Source code for VectorPreProcessing.NetCDFWriter

"""

Overview
========

The ``NetCDFWriter`` class is designed to generate model-ready NetCDF files (e.g., MESH_parameters.nc) containing 
soil and other geophysical subbasin data integrated from a vector shapefile and a NetCDF drainage database. 
This class is typically used in workflows that prepare input parameters for land surface models like MESH.

It supports flexible handling of both **layer-dependent** (e.g., soil properties per depth layer) and 
**layer-independent** (e.g., slope, contributing area) variables. The output conforms to CF conventions 
and includes appropriate coordinate reference metadata for spatial consistency.

Function Descriptions
=====================

.. py:class:: NetCDFWriter(nc_filename, shapefile_path, input_ddb_path)

   Initializes the NetCDF writer with paths to the output file, input shapefile, and NetCDF drainage database.

   :param nc_filename: Path to the NetCDF output file to be created.
   :type nc_filename: str
   :param shapefile_path: Path to the input shapefile containing the attributes.
   :type shapefile_path: str
   :param input_ddb_path: Path to the NetCDF drainage database used to extract coordinates.
   :type input_ddb_path: str

.. py:method:: read_shapefile()

   Reads the input shapefile and converts it into a GeoDataFrame. The file is automatically reprojected to EPSG:4326 (WGS 84).

.. py:method:: set_coordinates()

   Extracts `lon`, `lat`, and `subbasin` values from the NetCDF drainage database file. These values serve as the spatial base for NetCDF output.

.. py:method:: set_num_soil_layers(num_layers)

   Sets the number of vertical soil layers that will be written into the NetCDF file.

   :param num_layers: The number of soil layers (e.g., 4 for a 4-layer soil profile).
   :type num_layers: int

.. py:method:: add_var_attrs(var, attrs)

   Adds metadata attributes to a NetCDF variable, such as units, standard name, and axis designation.

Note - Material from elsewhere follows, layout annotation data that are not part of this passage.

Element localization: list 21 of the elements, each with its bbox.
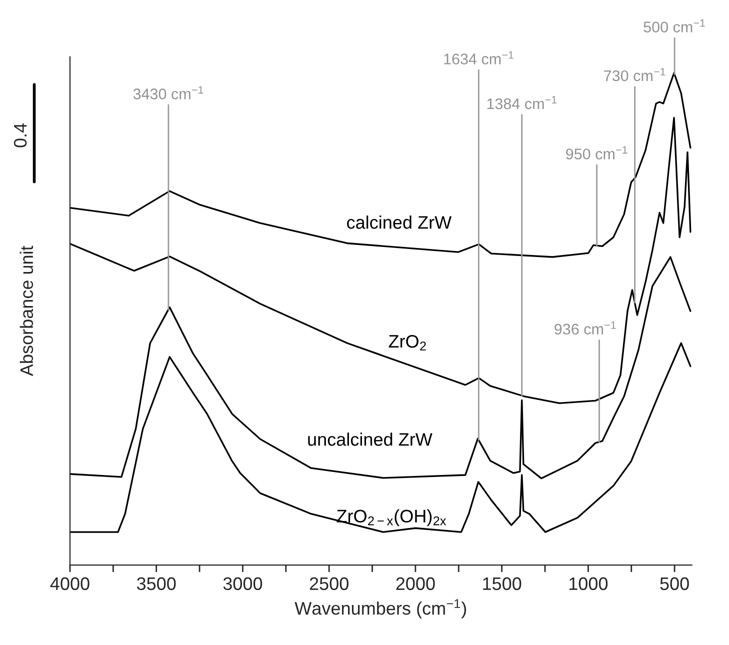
text: 0.4 [14, 123, 27, 148]
x-tick-label: 4000 [50, 577, 90, 590]
x-tick-label: 2500 [310, 577, 348, 590]
x-tick-label: 3000 [223, 577, 262, 590]
x-tick-label: 3500 [136, 577, 176, 590]
annotation: 1634 cm$^{−1}$ [444, 51, 514, 64]
annotation: 3430 cm$^{−1}$ [133, 86, 204, 100]
series-label: ZrO$_{2}$ [388, 334, 426, 350]
x-axis-title: Wavenumbers (cm$^{−1}$) [294, 599, 466, 618]
annotation: 936 cm$^{−1}$ [554, 321, 616, 335]
x-tick-label: 500 [660, 577, 689, 590]
x-tick-label: 2000 [396, 577, 435, 590]
annotation: 500 cm$^{−1}$ [644, 19, 705, 32]
series-label: uncalcined ZrW [308, 432, 432, 446]
y-axis-title: Absorbance unit [20, 246, 34, 376]
annotation: 730 cm$^{−1}$ [604, 68, 666, 82]
series-label: calcined ZrW [347, 216, 452, 229]
annotation: 950 cm$^{−1}$ [566, 146, 628, 160]
annotation: 1384 cm$^{−1}$ [487, 96, 557, 110]
x-tick-label: 1500 [483, 577, 522, 590]
x-tick-label: 1000 [569, 577, 608, 590]
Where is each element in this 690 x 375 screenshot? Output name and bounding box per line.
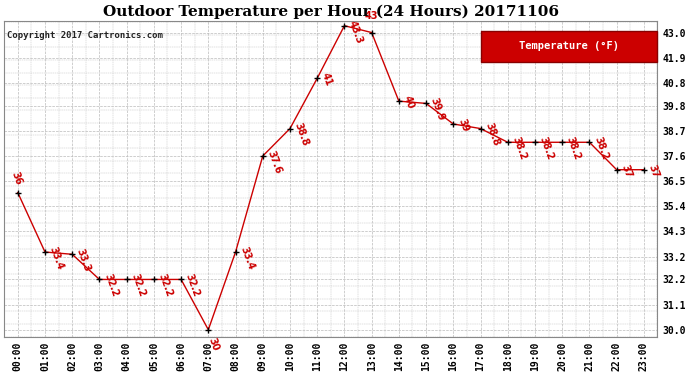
Text: 41: 41 xyxy=(320,71,334,87)
Text: 30: 30 xyxy=(206,336,220,352)
Text: 32.2: 32.2 xyxy=(184,273,201,298)
Text: 39: 39 xyxy=(456,117,470,133)
Text: 32.2: 32.2 xyxy=(130,273,147,298)
Text: 38.2: 38.2 xyxy=(511,135,528,162)
Text: 38.2: 38.2 xyxy=(592,135,610,162)
FancyBboxPatch shape xyxy=(481,31,658,62)
Text: 40: 40 xyxy=(402,94,415,110)
Text: 33.4: 33.4 xyxy=(48,245,66,271)
Text: 38.2: 38.2 xyxy=(565,135,582,162)
Text: 33.4: 33.4 xyxy=(238,245,256,271)
Text: 38.2: 38.2 xyxy=(538,135,555,162)
Text: 37: 37 xyxy=(647,163,660,179)
Text: 43: 43 xyxy=(365,11,378,21)
Text: 32.2: 32.2 xyxy=(157,273,174,298)
Text: 32.2: 32.2 xyxy=(102,273,120,298)
Text: 43.3: 43.3 xyxy=(347,19,365,45)
Text: 37.6: 37.6 xyxy=(266,149,283,175)
Text: 38.8: 38.8 xyxy=(293,122,310,148)
Text: 36: 36 xyxy=(9,171,23,187)
Text: Copyright 2017 Cartronics.com: Copyright 2017 Cartronics.com xyxy=(8,31,164,40)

   :param var: The NetCDF variable to modify.
   :type var: netCDF4.Variable
   :param attrs: Dictionary of attributes to apply.
   :type attrs: dict

.. py:method:: write_netcdf(properties, variable_info)

   Writes the actual NetCDF file using the specified properties and metadata.

   :param properties: Dictionary specifying which variables are layer-dependent vs. layer-independent.
   :type properties: dict
   :param variable_info: Dictionary mapping each variable to a tuple of (NetCDF name, data type, unit).
   :type variable_info: dict

Example Usage
=============

.. code-block:: python

    from VectorPreProcessing.NetCDFWriter import NetCDFWriter

    # Paths for NetCDFWriter
    nc_filename = 'MESH_parameters3.nc'
    output_shapefile = 'merged_soil_data_shapefile4.shp'
    input_ddb = '/scratch/fuaday/sras-agg-model/MESH-sras-agg/MESH_drainage_database.nc'
    mesh_intervals = [(0, 0.1), (0.1, 0.35), (0.35, 1.2), (1.2, 4.1)]

    # Initialize NetCDFWriter with the necessary paths
    nc_writer = NetCDFWriter(
        nc_filename=nc_filename,
        shapefile_path=output_shapefile,
        input_ddb_path=input_ddb
    )

    # Step 1: Read the attribute shapefile and extract spatial coordinates from the drainage database
    nc_writer.read_shapefile()
    nc_writer.set_coordinates()

    # Step 2: Specify the number of vertical soil layers to include in the output
    nc_writer.set_num_soil_layers(num_layers=len(mesh_intervals))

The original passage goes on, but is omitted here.